One of the things I noticed that was most striking in my essays about the boys I had been with was that in every single story I made some mention–sometimes subtle, sometimes overt–of the power that my sexuality held over them. I was 16 when I wrote this, and yet I was so conscious of the way my body moved, and of how it could move the men around me. Society never gives young women enough credit for this, for recognizing at an early age how much power small things like the delicate angle of our necks can grant us. In An Education, Jenny also says, “Silly school girls are always getting seduced by glamorous older men!” This is true to some extent. I’m not a school girl any longer, but when I turned 20 I met a 37-year-old doctor while living in Paris and never dated anyone younger than 25 after that.
I think that it was the power I found most exhilarating. Older men have an appreciation of your body that younger men take for granted. Younger men fuck like they have their whole lives to fuck. I’ve always felt that I wanted–that I deserved–more than that fleeting attention. It’s an indignation of sorts that appears when you’re conscious of possessing this thing that men desire. The real power comes with knowing how and when to use it.
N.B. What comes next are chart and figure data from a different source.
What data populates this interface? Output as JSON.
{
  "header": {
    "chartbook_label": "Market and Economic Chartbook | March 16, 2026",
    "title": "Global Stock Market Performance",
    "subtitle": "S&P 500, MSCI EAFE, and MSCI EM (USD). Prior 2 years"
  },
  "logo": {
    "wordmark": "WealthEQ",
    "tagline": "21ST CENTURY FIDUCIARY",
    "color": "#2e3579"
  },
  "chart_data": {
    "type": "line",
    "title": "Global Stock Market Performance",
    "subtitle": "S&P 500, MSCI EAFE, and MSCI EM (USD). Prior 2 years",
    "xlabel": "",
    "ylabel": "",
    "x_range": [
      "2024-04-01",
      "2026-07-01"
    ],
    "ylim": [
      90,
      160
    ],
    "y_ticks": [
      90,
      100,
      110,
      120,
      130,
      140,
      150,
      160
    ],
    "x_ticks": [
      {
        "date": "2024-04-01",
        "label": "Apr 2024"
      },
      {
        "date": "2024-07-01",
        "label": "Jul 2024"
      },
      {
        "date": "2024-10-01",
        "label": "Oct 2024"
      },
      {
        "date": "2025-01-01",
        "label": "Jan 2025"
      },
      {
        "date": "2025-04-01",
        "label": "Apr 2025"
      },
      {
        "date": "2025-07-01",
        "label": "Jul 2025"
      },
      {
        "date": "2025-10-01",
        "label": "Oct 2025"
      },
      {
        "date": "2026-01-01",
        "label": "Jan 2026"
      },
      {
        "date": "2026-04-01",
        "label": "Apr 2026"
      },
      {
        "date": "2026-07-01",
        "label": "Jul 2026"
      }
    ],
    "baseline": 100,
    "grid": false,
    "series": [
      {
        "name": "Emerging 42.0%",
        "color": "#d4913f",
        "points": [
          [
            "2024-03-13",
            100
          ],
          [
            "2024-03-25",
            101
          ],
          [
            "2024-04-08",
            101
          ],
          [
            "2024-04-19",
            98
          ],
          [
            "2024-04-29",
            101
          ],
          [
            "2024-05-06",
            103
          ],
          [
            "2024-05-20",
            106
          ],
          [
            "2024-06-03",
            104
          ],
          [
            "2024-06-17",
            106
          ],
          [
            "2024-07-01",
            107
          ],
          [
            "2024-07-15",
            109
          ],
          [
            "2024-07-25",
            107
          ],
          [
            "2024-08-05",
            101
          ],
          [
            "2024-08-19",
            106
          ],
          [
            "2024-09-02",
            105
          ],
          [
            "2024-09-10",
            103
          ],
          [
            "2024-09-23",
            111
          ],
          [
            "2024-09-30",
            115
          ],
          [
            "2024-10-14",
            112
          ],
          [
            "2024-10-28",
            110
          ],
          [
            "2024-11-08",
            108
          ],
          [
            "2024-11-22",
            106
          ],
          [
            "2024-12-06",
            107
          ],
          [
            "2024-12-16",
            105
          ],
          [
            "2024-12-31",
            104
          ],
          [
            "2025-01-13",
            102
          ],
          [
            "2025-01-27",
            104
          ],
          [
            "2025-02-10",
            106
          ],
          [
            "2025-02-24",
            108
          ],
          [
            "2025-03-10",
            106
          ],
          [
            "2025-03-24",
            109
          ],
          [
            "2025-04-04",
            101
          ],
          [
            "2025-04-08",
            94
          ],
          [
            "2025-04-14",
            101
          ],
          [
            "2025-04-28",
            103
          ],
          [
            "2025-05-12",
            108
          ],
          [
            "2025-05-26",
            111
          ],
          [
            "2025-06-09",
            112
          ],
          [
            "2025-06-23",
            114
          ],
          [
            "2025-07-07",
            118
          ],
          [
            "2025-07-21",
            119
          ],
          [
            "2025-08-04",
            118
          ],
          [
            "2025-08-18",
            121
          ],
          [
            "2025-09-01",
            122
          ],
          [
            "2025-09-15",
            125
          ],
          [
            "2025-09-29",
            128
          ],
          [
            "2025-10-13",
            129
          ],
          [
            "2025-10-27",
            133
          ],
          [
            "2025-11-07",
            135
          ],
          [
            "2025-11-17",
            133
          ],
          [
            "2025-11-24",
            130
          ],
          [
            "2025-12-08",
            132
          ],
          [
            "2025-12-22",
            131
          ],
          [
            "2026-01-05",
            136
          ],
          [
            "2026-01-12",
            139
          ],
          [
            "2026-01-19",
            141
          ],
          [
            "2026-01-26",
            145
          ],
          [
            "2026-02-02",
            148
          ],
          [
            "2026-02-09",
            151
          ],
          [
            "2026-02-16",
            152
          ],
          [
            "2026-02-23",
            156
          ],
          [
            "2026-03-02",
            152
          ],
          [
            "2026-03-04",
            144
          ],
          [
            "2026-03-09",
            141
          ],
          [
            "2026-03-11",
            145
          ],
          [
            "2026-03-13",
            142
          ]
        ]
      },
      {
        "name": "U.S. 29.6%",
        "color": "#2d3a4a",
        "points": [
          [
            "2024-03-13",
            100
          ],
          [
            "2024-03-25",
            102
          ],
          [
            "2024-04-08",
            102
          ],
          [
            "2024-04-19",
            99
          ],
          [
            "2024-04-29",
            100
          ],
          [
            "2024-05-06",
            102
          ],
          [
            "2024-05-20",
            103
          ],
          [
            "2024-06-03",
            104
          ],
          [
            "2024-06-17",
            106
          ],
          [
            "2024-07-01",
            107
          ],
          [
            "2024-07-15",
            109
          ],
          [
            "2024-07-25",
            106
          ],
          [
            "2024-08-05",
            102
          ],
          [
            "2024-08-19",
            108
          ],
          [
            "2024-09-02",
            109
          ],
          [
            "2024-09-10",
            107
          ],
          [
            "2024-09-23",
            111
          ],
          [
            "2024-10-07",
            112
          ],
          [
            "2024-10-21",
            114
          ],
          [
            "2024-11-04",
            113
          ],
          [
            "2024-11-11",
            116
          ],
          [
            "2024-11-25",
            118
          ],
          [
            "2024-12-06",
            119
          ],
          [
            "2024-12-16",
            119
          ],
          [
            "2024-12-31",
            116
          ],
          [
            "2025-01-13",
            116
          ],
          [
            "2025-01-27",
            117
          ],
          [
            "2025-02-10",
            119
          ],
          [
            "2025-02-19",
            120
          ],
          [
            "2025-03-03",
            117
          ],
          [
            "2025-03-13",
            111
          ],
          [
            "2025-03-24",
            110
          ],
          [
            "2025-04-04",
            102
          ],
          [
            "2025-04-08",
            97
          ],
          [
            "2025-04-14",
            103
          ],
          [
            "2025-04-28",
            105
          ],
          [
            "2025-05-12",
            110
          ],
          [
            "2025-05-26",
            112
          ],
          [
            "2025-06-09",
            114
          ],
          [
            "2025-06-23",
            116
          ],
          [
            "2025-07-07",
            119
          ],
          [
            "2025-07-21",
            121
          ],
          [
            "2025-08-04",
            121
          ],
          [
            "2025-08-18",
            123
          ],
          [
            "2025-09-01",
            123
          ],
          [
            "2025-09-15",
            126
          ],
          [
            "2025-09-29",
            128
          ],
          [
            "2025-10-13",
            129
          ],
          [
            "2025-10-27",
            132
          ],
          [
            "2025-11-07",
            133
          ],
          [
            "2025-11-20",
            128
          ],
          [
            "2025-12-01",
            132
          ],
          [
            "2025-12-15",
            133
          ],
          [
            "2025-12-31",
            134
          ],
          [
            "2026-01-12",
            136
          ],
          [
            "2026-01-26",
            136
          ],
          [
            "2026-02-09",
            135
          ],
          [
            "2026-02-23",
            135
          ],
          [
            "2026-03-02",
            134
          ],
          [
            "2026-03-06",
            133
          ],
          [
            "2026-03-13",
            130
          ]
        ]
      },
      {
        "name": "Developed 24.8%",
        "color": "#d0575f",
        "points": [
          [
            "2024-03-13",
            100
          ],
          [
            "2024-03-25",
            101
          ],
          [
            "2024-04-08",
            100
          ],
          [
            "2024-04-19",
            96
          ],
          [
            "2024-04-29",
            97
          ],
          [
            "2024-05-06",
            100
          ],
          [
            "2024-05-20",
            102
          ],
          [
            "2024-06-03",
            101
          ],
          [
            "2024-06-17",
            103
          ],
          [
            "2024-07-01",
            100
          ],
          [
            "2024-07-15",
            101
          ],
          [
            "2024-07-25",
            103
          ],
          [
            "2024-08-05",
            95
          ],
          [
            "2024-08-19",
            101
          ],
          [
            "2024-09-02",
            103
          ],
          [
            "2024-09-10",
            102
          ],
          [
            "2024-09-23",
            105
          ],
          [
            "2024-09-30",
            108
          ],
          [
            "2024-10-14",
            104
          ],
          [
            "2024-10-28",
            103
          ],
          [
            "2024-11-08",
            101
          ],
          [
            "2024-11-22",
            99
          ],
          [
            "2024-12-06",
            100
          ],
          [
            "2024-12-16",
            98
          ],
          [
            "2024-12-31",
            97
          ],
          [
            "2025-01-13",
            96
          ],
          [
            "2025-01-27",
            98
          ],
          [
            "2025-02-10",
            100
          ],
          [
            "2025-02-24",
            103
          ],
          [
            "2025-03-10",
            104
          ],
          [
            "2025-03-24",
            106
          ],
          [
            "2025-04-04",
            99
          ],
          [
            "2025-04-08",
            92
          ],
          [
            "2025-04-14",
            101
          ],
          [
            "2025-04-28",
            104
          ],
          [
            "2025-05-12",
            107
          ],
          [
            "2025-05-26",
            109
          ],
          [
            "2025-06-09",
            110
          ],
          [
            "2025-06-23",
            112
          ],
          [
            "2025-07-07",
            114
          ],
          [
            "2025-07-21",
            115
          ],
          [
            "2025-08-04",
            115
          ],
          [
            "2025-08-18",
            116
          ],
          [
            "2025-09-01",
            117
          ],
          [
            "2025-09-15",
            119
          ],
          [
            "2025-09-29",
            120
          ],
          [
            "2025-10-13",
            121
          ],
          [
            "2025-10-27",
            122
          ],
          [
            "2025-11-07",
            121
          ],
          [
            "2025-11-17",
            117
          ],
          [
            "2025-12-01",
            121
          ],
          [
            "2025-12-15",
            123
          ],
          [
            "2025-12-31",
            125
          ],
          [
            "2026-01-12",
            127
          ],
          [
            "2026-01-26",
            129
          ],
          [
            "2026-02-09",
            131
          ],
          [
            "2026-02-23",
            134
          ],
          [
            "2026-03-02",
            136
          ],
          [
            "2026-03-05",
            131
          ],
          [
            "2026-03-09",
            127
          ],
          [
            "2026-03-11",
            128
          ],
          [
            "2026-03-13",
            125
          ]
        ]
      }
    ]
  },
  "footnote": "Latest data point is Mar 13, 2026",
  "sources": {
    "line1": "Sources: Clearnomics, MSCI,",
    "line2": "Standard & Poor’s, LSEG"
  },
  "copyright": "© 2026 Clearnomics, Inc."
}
This brings me to this really fantastic essay I read last night on ONTD. Apparently Kendra Wilkinson has a sextape. I had no idea, nor did I really care, but this essay was so refreshing in its indictment of the tape and so on-point with its feminist analysis that it actually encouraged me to care. The author talks about Kendra’s reluctance in the tape, elegantly writing:
It reminds me to some extent of the Paris Hilton sex tape, but even more so here. It’s that space where young women have discovered and perfected their sexuality and its value, but haven’t yet figured out how it’s empowering. They just know that it’s something people want from them; it’s something people expect from them. Something young men expect from them; something, perhaps, that young men haven’t learned how to ask for politely. It’s uncomfortable and new and everybody’s learning, and what happens, more often than not, is that the male partner’s desires come first and more forcefully, and the young woman is disrespected and disempowered and left with a sense that she’s less valuable and less capable of demanding respect and control than her male counterpart — a sense than lingers into her twenties and beyond, even though she might not recognize it as such.
This is it. This is exactly what I felt when I kissed those boys and wrote about it at 17. It’s what I still sometimes feel now when I kiss boys and write about it at 22! “It’s that space where young women have discovered and perfected their sexuality and its value, but haven’t yet figured out how it’s empowering.” I guess I have had an easier time dealing with this issue than Kendra has; I can’t imagine putting my body on display for the world the way she has. But I now recognize that what I was trying to get at in those stories was that feeling of possessing this really incredible, and in many ways beautiful, power, but being too young and too frightened to know what to do with it. At 17 I had the weapon but lacked the manual. At 22, I’m still not sure I have it figured out.
As Jenny says at the end of the film, I feel “old, but not wise.”
Jess,
I love reading what you have to say and I always have! This made me cry, I completely understand. I miss you, and btw I’m so excited to see you get the opportunities you deserve
I adore this film. Carey Mulligan and Peter Sarsgaard are absolutely brilliant, as is Alfred Molina, who was hilarious as Jenny’s father.
This reminds me of my favorite Zadie Smith quote, from White Teeth, describing a very beautiful teenager:
“She wore her sexuality with an older woman’s ease, and not like an awkward purse, never knowing how to hold it, where to hang it, or when to just put it down.”